Instead of reading before I go to bed, I opted to blog before bed. I suppose this is the best way to do it. I, however, am not a lucky duck who gets to write all cozy up in bed, I have to schlump downstairs (no laptop--sadness) but the day might have been "blogworthy" enough to come down for. Real entry comes now:
Let's start this off with how BEYOND excited I am for our weather tomorrow. Thunderstorms and hail are expected to roll in tonight which leads into tomorrow having the perfect setup for severe weather. YAY! Instability is fabulous. Sunny weather has its place, but work at a place where sunny/perfect/clear sky days mean hours of hell, you will learn to favour the rain. However, I have always favoured bad weather. As a small girl I ALWAYS had a random bag of shit in the basement "just in case" a tornado would hit. All the things that were "most important" in my life as a 8 year old. Good times. It was probably filled with markers and other odds & ends. Remember those fake cameras we had as kids (born in 1986+?) and you would put in that flat paper disk thing with small pictures and you would put it in and look through the binocular kind of things and press the button down and the pictures would change. WHAT WERE THOSE CALLED?! I always had those discs with me as a kid in my purses. How odd now that I think about it! (I'm still odd).

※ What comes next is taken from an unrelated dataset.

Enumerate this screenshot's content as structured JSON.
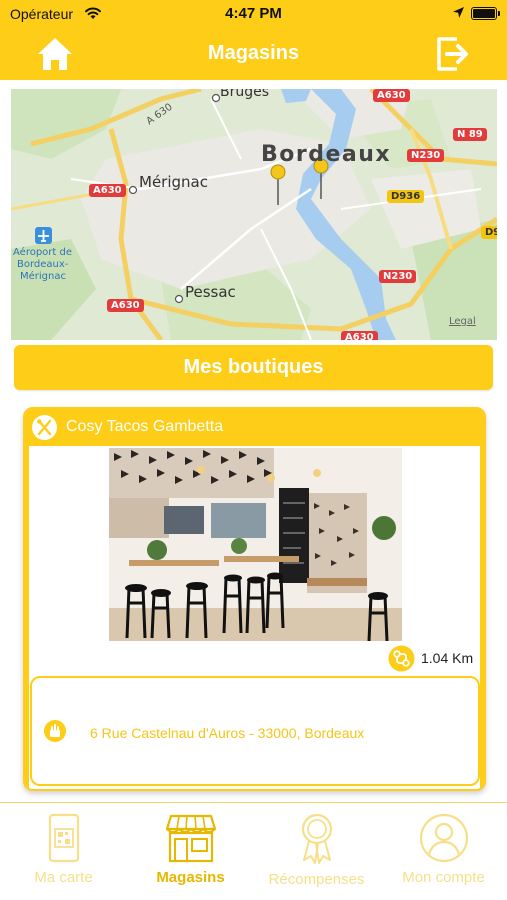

So enough of that. I had my final today. Whatever, it will be dropped. Then I had work at three thirty. If someone might have asked me how work went I would have said, "Ask me a different question." I enjoyed it except for the fact I full heartedly thought I was going to get out of there at nine pm. The time I was told I was going to work. I ended up walking out at 11:20. This would have been fine, but I just didn't expect it and did not eat from 1-11:30. Except for a Valencia orange. (mmm Whole Foods produce is the best!) Once you start decorating, you really get drawn into it and become engrossed, you don't want to get out of the groove just to go eat. By the end of the night you feel like you are going to fall over. Note to self; start eating big lunch before job. It's super repititious. I did a ton of fill ins on cookies (links to some of the ones I decorated) today (for me atleast) There's a lot of small things I need to learn, but I feel I did okay for my first time. My fingers hurt. A lot. Unfortunately Mango-Brie quesadillas didn't happen due to my hold up at work. Oh well. Another night. I didn't even get to have a Tanqueray and tonic--empty stomach + me + driving + low gin tolerance = not good. I went for the chopped salad. Meh. A drunk man struck up small talk with Matthew and I. That was cool. Wish we could have chatted with him more. I get a kick out of that.
Tomorrow should make me happy because it will be raining! But also because I go to Neuqua to talk to the kids about my eating disorder that I had back in high school. My teacher had me sophomore year when I was healthy and junior year when I was really sick, so he saw the contrast. I go twice a year to talk to 3-4 classes of high schoolers. It's a lot of fun and they are always pretty interested (mostly the girls--ha ha poor boys!) I hope it goes well! Gotta be up at eight! Better hit the hay!
OOO Europe! You early birds you! Good morning!
America's nightcrawlers--have a good night!